A cabeça no túnel

Leandro Martins
Antes, não eram só as avestruzes que enfiavam a cabeça na areia para se esconderem ou esconderem de si o mundo em redor. Muita gente as acompanhava nesse gesto. Hoje, a moda é outra. E a moda foi inaugurada pelo sucessor de Santana Lopes na Câmara Municipal de Lisboa. Agora, para que o mundo se não veja, com o seu ror de sucessos felizes ou ameaçadores, convida-se a população a meter a cabeça... no túnel.
Com efeito, e a julgar pelo que nos dizem e mostram ter acontecido no dia 25 de Abril deste ano, 33 anos passados sobre o início da Revolução dos Cravos, as multidões não se juntaram à festa e à luta. Ao contrário, enfiaram-se no túnel do Marquês, a bizarra ideia que o Santana, que continua a andar por aí, teve quando à frente da CML e que Carmona Rodrigues herdou. Também este teve uma ideia bizarra – marcar para 25 de Abril a inauguração da horrenda obra, logo encerrada para testes.
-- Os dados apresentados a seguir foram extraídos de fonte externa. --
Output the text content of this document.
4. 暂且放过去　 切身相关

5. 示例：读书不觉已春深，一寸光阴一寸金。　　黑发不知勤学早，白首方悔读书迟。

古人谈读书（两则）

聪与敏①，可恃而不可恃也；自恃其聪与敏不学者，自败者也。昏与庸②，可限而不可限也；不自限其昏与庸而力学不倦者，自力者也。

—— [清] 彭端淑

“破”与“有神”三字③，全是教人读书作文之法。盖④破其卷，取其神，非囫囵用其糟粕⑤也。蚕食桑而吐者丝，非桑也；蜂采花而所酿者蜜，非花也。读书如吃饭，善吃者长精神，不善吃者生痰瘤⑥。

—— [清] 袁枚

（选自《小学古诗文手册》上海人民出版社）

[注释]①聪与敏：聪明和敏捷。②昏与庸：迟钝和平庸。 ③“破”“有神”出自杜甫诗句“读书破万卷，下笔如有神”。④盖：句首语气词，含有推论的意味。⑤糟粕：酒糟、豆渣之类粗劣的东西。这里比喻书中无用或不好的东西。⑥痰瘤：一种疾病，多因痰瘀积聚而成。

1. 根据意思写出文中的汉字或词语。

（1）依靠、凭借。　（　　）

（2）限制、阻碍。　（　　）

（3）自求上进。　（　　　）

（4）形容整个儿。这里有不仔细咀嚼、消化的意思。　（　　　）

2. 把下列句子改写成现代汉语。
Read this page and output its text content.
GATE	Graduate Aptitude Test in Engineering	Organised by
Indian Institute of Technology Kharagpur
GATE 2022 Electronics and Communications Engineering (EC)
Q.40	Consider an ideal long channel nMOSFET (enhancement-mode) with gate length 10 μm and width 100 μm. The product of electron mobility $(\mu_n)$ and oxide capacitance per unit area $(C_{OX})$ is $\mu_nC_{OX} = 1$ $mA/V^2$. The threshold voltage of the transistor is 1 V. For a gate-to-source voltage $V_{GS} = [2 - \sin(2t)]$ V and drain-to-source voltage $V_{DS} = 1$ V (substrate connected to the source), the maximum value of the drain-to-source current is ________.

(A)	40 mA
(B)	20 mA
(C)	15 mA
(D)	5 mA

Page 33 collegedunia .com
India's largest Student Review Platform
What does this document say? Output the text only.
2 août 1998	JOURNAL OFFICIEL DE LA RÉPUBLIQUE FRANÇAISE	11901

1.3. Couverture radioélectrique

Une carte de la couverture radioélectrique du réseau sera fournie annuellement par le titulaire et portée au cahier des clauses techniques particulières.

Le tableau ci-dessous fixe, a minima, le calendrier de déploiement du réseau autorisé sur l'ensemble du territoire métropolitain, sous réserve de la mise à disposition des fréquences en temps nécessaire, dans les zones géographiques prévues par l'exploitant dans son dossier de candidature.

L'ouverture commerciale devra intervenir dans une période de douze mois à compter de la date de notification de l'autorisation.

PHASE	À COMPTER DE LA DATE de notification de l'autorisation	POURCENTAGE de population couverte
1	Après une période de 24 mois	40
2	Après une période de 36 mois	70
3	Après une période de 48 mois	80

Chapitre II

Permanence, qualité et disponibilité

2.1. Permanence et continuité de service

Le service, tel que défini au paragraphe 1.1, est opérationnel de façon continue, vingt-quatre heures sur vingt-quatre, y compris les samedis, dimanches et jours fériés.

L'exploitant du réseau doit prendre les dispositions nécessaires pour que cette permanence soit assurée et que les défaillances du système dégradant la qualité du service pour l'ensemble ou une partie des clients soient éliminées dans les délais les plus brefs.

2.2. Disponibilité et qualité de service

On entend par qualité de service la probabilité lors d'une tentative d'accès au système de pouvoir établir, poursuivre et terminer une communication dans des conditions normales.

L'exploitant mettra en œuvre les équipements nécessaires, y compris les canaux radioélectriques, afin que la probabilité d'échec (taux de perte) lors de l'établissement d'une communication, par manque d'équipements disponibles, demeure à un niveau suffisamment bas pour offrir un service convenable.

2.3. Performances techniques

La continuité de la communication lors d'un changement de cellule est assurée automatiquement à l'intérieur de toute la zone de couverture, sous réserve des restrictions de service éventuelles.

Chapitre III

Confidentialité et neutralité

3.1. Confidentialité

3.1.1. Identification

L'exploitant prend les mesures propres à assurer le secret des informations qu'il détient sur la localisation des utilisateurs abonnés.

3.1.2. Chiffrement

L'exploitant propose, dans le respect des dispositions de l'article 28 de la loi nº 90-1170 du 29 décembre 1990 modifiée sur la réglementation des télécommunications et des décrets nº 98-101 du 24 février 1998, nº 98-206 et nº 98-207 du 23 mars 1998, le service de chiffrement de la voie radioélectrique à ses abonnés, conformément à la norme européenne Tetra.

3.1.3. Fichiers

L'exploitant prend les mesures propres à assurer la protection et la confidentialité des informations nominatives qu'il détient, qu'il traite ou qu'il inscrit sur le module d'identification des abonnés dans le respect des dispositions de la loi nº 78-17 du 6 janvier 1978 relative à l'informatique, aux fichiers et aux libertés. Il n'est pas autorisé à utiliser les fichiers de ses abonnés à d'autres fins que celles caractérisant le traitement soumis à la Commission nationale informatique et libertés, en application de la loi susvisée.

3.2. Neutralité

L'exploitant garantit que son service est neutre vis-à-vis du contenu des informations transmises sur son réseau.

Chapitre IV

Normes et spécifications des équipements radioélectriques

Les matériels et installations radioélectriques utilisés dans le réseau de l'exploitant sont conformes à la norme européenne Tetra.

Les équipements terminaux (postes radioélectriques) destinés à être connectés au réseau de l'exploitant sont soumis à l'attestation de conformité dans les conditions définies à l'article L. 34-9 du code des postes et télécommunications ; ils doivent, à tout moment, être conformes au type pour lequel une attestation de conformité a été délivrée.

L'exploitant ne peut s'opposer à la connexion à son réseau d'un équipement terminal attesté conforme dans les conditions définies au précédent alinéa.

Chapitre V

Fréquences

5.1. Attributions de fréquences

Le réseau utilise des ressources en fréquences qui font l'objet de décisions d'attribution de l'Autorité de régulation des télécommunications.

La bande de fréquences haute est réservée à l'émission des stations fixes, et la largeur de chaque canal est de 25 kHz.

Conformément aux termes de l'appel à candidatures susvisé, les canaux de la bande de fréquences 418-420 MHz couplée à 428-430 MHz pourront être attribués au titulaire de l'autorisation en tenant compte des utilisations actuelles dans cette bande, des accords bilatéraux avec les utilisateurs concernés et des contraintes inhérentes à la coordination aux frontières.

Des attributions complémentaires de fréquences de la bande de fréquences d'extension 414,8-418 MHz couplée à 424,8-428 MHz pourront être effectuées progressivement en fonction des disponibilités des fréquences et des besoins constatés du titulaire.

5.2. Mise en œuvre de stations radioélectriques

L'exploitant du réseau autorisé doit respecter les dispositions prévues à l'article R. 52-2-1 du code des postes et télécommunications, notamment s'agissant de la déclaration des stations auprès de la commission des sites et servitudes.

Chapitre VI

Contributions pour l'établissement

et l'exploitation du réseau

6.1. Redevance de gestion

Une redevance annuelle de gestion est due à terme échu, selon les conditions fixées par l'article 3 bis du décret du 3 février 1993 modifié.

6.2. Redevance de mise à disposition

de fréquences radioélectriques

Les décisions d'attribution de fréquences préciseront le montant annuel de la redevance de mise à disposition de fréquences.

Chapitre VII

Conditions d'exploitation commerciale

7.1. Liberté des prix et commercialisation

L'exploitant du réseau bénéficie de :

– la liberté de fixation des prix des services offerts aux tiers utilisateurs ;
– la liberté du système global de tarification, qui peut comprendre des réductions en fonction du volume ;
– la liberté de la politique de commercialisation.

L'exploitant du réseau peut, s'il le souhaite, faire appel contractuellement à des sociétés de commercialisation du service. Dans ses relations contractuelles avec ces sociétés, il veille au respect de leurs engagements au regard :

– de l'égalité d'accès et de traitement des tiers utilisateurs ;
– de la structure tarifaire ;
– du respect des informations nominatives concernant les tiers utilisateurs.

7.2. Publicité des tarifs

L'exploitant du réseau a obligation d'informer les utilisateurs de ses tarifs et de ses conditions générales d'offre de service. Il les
Afirmando aos jornalistas, que o cercaram e seguiram na passeata subterrânea, que a segurança estava assegurada, compreende-se mal que se feche um par de dias depois o túnel para verificar se a segurança era assegurada...
Mas passemos sobre o túnel concreto e vamos ao metafórico tema desta crónica. Jornais e TVs acharam que o 25 de Abril já não vale a pena como notícia. Os muitos milhares que desfilaram na Avenida da Liberdade, festejando Abril, recordando promessas e reivindicando o seu cumprimento – mais vale tarde que nunca – não mereceram nem foto nem destaque de primeira. Perdão – o Público mostrou um «popular» de ar triste e isolado, numa avenida vazia, segurando um cravo. As grossas foram todas para o túnel, como se lá coubesse a realidade do País.
É certamente deste tipo de comemorações, que a imprensa mostra envergonhadamente, que fala o Presidente da República, farto de solenidades de Abril. Compreende-se que Cavaco Silva, reconstrutor de monopólios e de alianças com o imperialismo, cuja governação foi marcada por graves retrocessos nas conquistas revolucionárias, se sinta fatigado com tanto Abril e, sobretudo, com aquele que todos os anos transborda nas avenidas e ruas e pracetas do País. Também ele, de mão dada com o Governo de Sócrates, pretenderia meter os portugueses num túnel. Insonorizado, de preferência.